A small fish that packs a punch

Western mosquitofish, Gambusia affinis

The Western mosquitofish (Gambusia affinis) is a fish in the order Cyprinodontiformes that is non-native to California.  This little fish is native to the central United States, including the Mississippi River drainage, and its southern extent reaches the Gulf Coast of northeastern Mexico. The species has been widely distributed throughout the United States and world, primarily for mosquito control (Schleier III et al. 2008). Mosquitofish were introduced to California in 1922 (Moyle 2002), and have since become widespread. At  FISHBIO, we occasionally capture them during our rotary screw trap operations and seining surveys in California waterways, such as in the Sacramento River.

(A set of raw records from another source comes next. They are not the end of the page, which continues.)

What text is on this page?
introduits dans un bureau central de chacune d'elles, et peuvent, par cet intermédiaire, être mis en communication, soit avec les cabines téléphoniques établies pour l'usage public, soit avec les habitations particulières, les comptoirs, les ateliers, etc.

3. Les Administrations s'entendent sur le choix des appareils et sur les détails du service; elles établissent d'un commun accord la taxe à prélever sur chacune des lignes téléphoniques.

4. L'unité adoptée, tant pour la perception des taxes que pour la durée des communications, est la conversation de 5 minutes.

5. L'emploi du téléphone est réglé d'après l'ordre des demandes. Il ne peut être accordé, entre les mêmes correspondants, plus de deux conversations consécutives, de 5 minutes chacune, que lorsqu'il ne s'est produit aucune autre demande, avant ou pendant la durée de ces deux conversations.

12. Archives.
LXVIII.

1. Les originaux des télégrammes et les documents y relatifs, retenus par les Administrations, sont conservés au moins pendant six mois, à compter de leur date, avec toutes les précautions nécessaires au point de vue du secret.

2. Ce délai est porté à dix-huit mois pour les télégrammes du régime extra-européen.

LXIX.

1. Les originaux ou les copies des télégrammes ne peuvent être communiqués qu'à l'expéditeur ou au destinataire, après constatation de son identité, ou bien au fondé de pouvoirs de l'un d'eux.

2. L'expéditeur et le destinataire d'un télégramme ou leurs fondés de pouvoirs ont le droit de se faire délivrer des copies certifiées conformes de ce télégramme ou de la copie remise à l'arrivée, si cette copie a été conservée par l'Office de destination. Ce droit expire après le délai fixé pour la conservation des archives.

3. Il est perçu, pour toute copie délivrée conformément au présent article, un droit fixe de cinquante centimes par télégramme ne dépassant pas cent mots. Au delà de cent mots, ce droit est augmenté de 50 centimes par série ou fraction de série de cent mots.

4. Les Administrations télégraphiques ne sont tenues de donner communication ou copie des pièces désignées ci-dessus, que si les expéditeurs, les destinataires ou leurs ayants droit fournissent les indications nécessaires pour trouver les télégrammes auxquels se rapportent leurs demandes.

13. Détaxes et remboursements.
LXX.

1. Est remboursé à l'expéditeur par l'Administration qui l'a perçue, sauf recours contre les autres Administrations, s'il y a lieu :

While their name implies that these fish specialize in eating mosquito larvae, they often seek out other prey items when available, including aquatic macroinvertebrates, eggs of both fish and amphibians, algae, and fishes – including other mosquitofish (Schleier III 2008). Though small in size with a maximum total length of about 7 cm, these fish can pack an ecological punch, and have created large impacts to ecosystems where they have been introduced. The Western mosquitofish is a voracious predator, and has contributed to the extirpation of fish species such as the Sonoran topminnow, Poeciliopsis occidentalis (Meffe 1983). They are also believed to indirectly cause water quality degradation through their selective feeding on zooplankton, which results in algae blooms (Hulbert et al. 1972).

The Western mosquitofish is still distributed for mosquito control to the public in many states and some counties in California, such as San Diego County and Orange County. These counties warn that mosquitofish should only be used for at-home ponds and pools, and should never be released in any natural waterways. Nevertheless, the mosquitofish has already established itself as part of California’s freshwater fauna.